The Blackler family has also played a major role in keeping the Star Rugby Club running during the past 50 years.
8. Bob Barber
Barber was a strong No 8 who ran well with the ball and caused opposition defence troubles.
He represented North Otago as an 18-year-old and also represented Canterbury, but he played the majority of his provincial rugby with Southland. Barber played for Southland between 1969 and 1976. He also played for South Island, New Zealand Maori and the All Blacks where he had six games on the 1974 tour to Australia.
7. John Hardie
Hardie is part of this year's Star premier team and has only been at the club since 2007.
However, during his time with the club has made a big impression on those that have watched him go about his business. Since Hardie linked up with Star he has gone on to play for both Southland and the Highlanders at Super Rugby level.
Hardie is, like most good flankers, strong in the tackle and at the breakdown but has also been a key playmaker with ball in hand.
6. Francis Glasgow
Glasgow played 35 matches for the All Blacks between 1905 and 1908.
National representation came first for the preliminary matches in Australasia, and then on the 1905-06 "Originals" tour to Britain.
Glasgow was one of the tour successes, playing in 27 of the 35 matches, including all five internationals.
With eight tries, five conversions and a penalty goal he was the leading points scorer in the forward pack.
5. George Purdue
George Purdue was a member of a prominent Southland rugby family and the third to become an All Black, following his father Edward (or Pat) and his uncle Charles.

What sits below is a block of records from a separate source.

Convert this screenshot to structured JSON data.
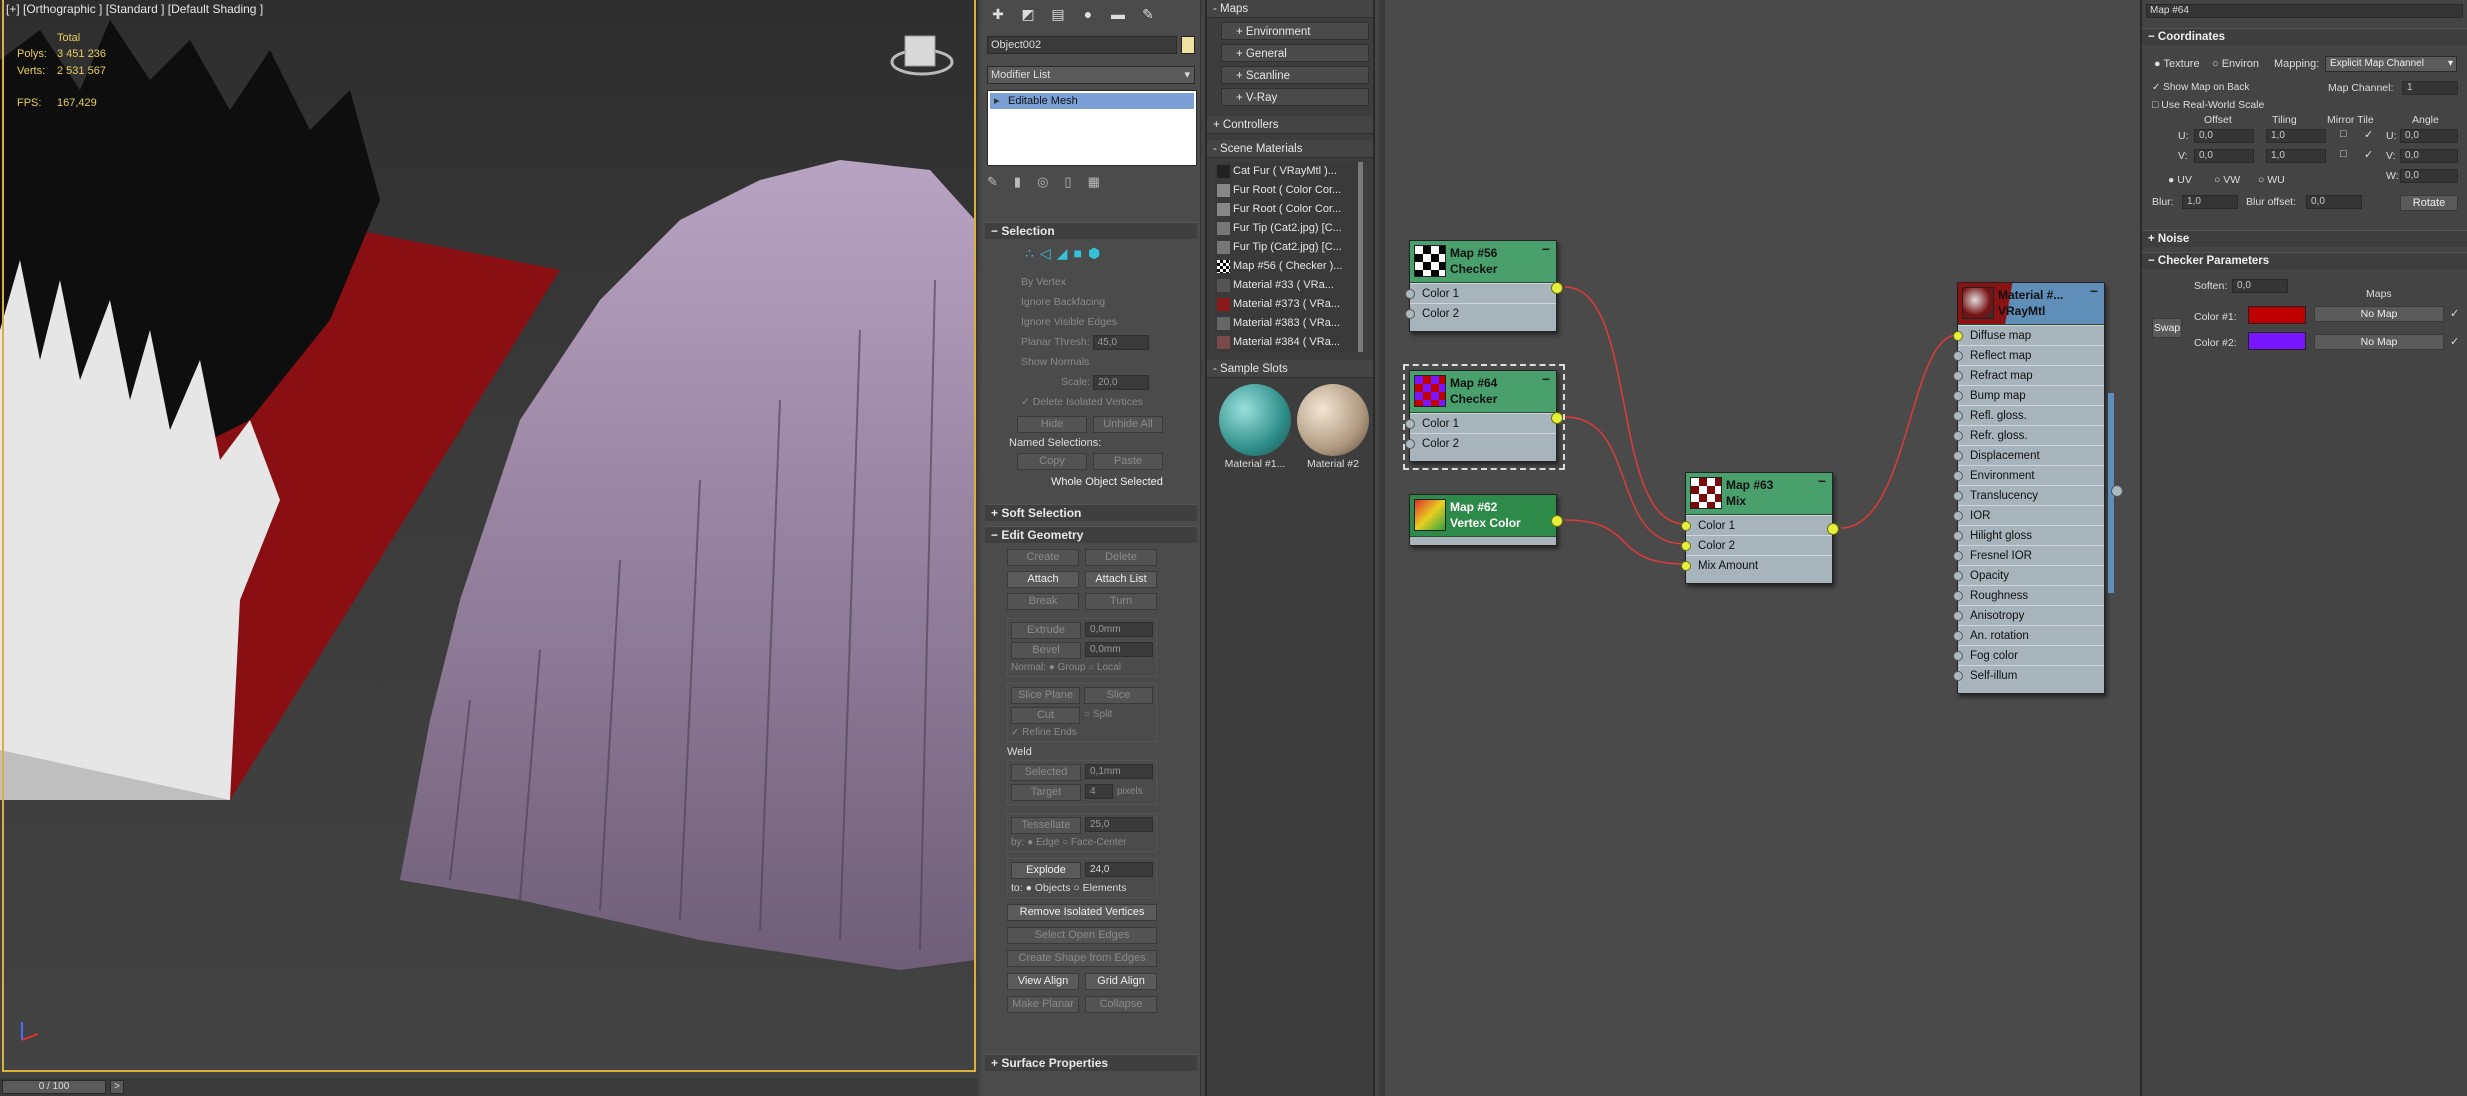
{
  "viewport": {
    "label": "[+] [Orthographic ] [Standard ] [Default Shading ]",
    "stats": {
      "total": "Total",
      "polys_label": "Polys:",
      "polys": "3 451 236",
      "verts_label": "Verts:",
      "verts": "2 531 567",
      "fps_label": "FPS:",
      "fps": "167,429"
    },
    "timeline": {
      "frame": "0 / 100",
      "next": ">"
    }
  },
  "command_panel": {
    "object_name": "Object002",
    "modifier_list": "Modifier List",
    "stack_item": "Editable Mesh",
    "selection": {
      "title": "Selection",
      "by_vertex": "By Vertex",
      "ignore_backfacing": "Ignore Backfacing",
      "ignore_visible_edges": "Ignore Visible Edges",
      "planar_thresh": "Planar Thresh:",
      "planar_val": "45,0",
      "show_normals": "Show Normals",
      "scale": "Scale:",
      "scale_val": "20,0",
      "delete_isolated": "Delete Isolated Vertices",
      "hide": "Hide",
      "unhide_all": "Unhide All",
      "named_selections": "Named Selections:",
      "copy": "Copy",
      "paste": "Paste",
      "status": "Whole Object Selected"
    },
    "soft_selection": "Soft Selection",
    "edit_geometry": {
      "title": "Edit Geometry",
      "create": "Create",
      "delete": "Delete",
      "attach": "Attach",
      "attach_list": "Attach List",
      "break": "Break",
      "turn": "Turn",
      "extrude": "Extrude",
      "extrude_val": "0,0mm",
      "bevel": "Bevel",
      "bevel_val": "0,0mm",
      "normal": "Normal:",
      "group": "Group",
      "local": "Local",
      "slice_plane": "Slice Plane",
      "slice": "Slice",
      "cut": "Cut",
      "split": "Split",
      "refine_ends": "Refine Ends",
      "weld": "Weld",
      "selected": "Selected",
      "selected_val": "0,1mm",
      "target": "Target",
      "target_val": "4",
      "pixels": "pixels",
      "tessellate": "Tessellate",
      "tess_val": "25,0",
      "by": "by:",
      "edge": "Edge",
      "face_center": "Face-Center",
      "explode": "Explode",
      "explode_val": "24,0",
      "to": "to:",
      "objects": "Objects",
      "elements": "Elements",
      "remove_isolated": "Remove Isolated Vertices",
      "select_open_edges": "Select Open Edges",
      "create_shape": "Create Shape from Edges",
      "view_align": "View Align",
      "grid_align": "Grid Align",
      "make_planar": "Make Planar",
      "collapse": "Collapse"
    },
    "surface_properties": "Surface Properties"
  },
  "material_browser": {
    "maps": "- Maps",
    "environment": "+ Environment",
    "general": "+ General",
    "scanline": "+ Scanline",
    "vray": "+ V-Ray",
    "controllers": "+ Controllers",
    "scene_materials": "- Scene Materials",
    "materials": [
      "Cat Fur  ( VRayMtl )...",
      "Fur Root  ( Color Cor...",
      "Fur Root  ( Color Cor...",
      "Fur Tip (Cat2.jpg)  [C...",
      "Fur Tip (Cat2.jpg)  [C...",
      "Map #56  ( Checker )...",
      "Material #33  ( VRa...",
      "Material #373  ( VRa...",
      "Material #383  ( VRa...",
      "Material #384  ( VRa..."
    ],
    "sample_slots": "- Sample Slots",
    "slots": [
      "Material #1...",
      "Material #2"
    ]
  },
  "nodes": {
    "n56": {
      "title": "Map #56",
      "type": "Checker",
      "slots": [
        "Color 1",
        "Color 2"
      ]
    },
    "n64": {
      "title": "Map #64",
      "type": "Checker",
      "slots": [
        "Color 1",
        "Color 2"
      ]
    },
    "n62": {
      "title": "Map #62",
      "type": "Vertex Color"
    },
    "n63": {
      "title": "Map #63",
      "type": "Mix",
      "slots": [
        "Color 1",
        "Color 2",
        "Mix Amount"
      ]
    },
    "nmat": {
      "title": "Material #...",
      "type": "VRayMtl",
      "slots": [
        "Diffuse map",
        "Reflect map",
        "Refract map",
        "Bump map",
        "Refl. gloss.",
        "Refr. gloss.",
        "Displacement",
        "Environment",
        "Translucency",
        "IOR",
        "Hilight gloss",
        "Fresnel IOR",
        "Opacity",
        "Roughness",
        "Anisotropy",
        "An. rotation",
        "Fog color",
        "Self-illum"
      ]
    }
  },
  "params": {
    "map_name": "Map #64",
    "coordinates": "Coordinates",
    "texture": "Texture",
    "environ": "Environ",
    "mapping": "Mapping:",
    "mapping_val": "Explicit Map Channel",
    "show_map_on_back": "Show Map on Back",
    "map_channel": "Map Channel:",
    "map_channel_val": "1",
    "use_real_world": "Use Real-World Scale",
    "offset": "Offset",
    "tiling": "Tiling",
    "mirror_tile": "Mirror Tile",
    "angle": "Angle",
    "u": "U:",
    "v": "V:",
    "w": "W:",
    "u_off": "0,0",
    "v_off": "0,0",
    "u_til": "1,0",
    "v_til": "1,0",
    "u_ang": "0,0",
    "v_ang": "0,0",
    "w_ang": "0,0",
    "uv": "UV",
    "vw": "VW",
    "wu": "WU",
    "blur": "Blur:",
    "blur_val": "1,0",
    "blur_offset": "Blur offset:",
    "blur_offset_val": "0,0",
    "rotate": "Rotate",
    "noise": "Noise",
    "checker_params": "Checker Parameters",
    "soften": "Soften:",
    "soften_val": "0,0",
    "maps": "Maps",
    "swap": "Swap",
    "color1": "Color #1:",
    "color2": "Color #2:",
    "no_map": "No Map",
    "color1_hex": "#c00000",
    "color2_hex": "#7a16ff"
  }
}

He played seven matches for the All Blacks in 1931 and 1932 where he was described as a big forward of his era at 1.88m and nearly 95kg, He started his rugby career as a siderow forward but in the switch from the 2-3-3 scrum he became a lock in the new 3-4-1 formation.

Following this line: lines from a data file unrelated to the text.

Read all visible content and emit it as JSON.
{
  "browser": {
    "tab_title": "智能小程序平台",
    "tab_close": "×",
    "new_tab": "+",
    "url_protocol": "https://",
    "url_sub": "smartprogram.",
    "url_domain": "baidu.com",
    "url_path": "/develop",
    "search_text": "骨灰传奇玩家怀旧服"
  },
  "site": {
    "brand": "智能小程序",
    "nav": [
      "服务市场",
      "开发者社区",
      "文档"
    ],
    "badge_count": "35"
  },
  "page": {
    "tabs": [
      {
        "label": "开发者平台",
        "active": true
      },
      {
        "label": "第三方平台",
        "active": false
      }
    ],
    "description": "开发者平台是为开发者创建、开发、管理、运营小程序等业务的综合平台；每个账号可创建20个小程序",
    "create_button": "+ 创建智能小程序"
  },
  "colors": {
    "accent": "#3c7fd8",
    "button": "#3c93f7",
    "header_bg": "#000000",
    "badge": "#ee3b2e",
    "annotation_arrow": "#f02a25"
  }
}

Purdue represented Southland from 1929 to 1934.
4. Josh Bekhuis
Bekhuis has followed in his father Richard's footsteps and played for the Star club at lock. Bekhuis junior has played more than 50 games for Southland and is now a key member of the Highlanders.
He is a lock and go-to-man at lineout time and is effective around the field.
3. Barry Leonard
Leonard was regarded as a very astute and strong prop who played for the Star club for more than a decade and represented Southland.

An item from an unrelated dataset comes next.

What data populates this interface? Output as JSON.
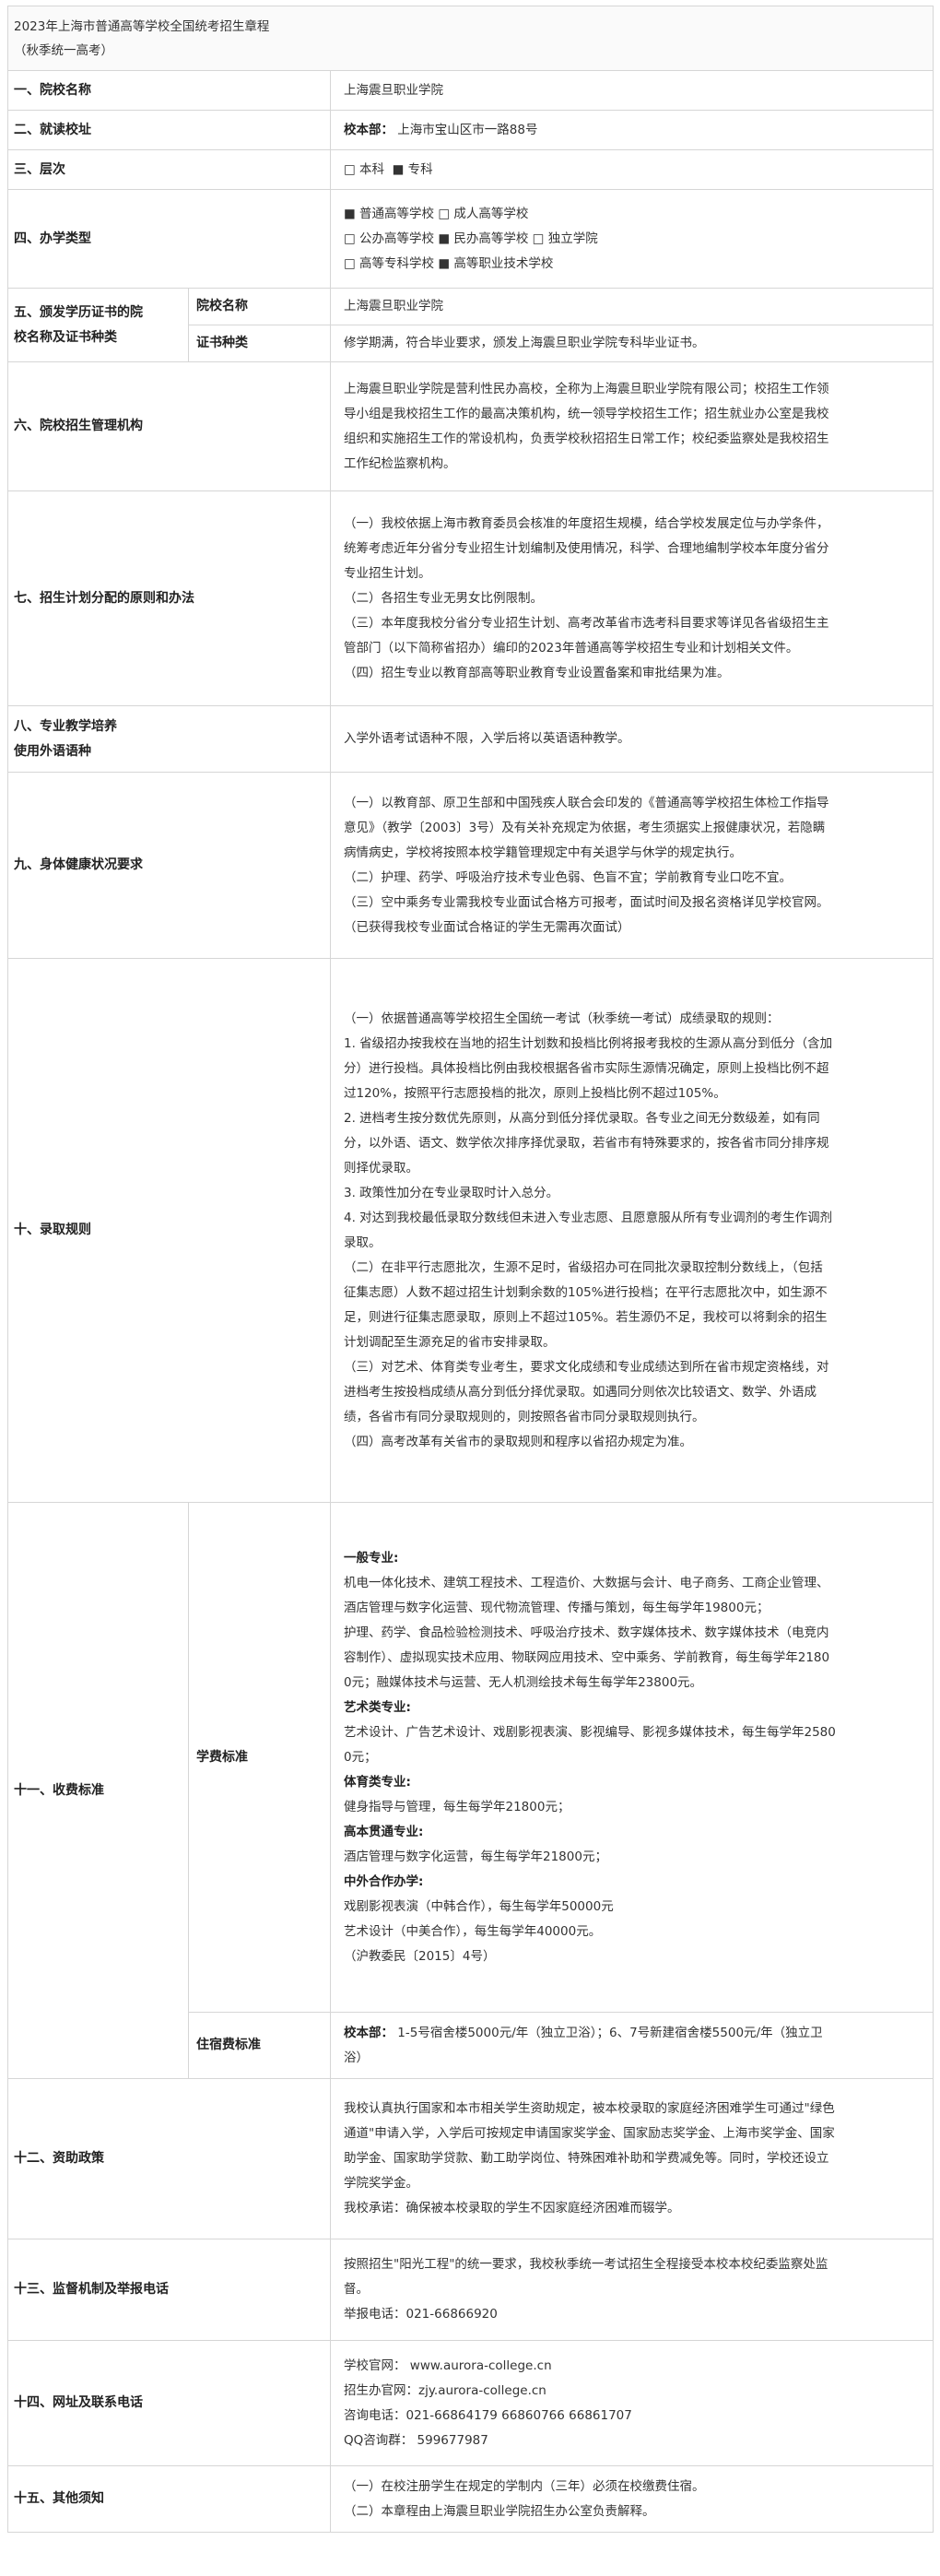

Leonard has coached at junior and senior level within the club and also coached the Southland team.
2. Corey Flynn
The Flynn name is big when it comes to the Star Rugby Club.
Corey's uncles and in particular his father Shaun have been key figures in the club's history. Flynn junior took his first steps into senior rugby with Star before he headed to play his rugby in Canterbury.
Flynn has since gone on to play 12 tests for the All Blacks and has also been a prominent player in the successful Crusaders Super Rugby franchise.
1. Phil "Scruffy" Butt
"Scruffy" was one of the true legends of the Star club with his deeds both on the field and off the field. Butt was a loose forward when he first made the Star senior team but was transformed into a prop under the guidance of coach Bob Donnelly. He went on to play 100 games at prop for Southland between 1970 and 1980.
He was known as a hard-nosed prop and was highly regarded by not only his team-mates but also his opposition.
RESERVES: Jim McKenzie (prop), Harry Keil (hooker), Snow Martin (lock), Shaun Flynn (No 8/prop), Wayne Tinker (halfback), Isaac Jenkins (utility back), Murray Mitchell (wing).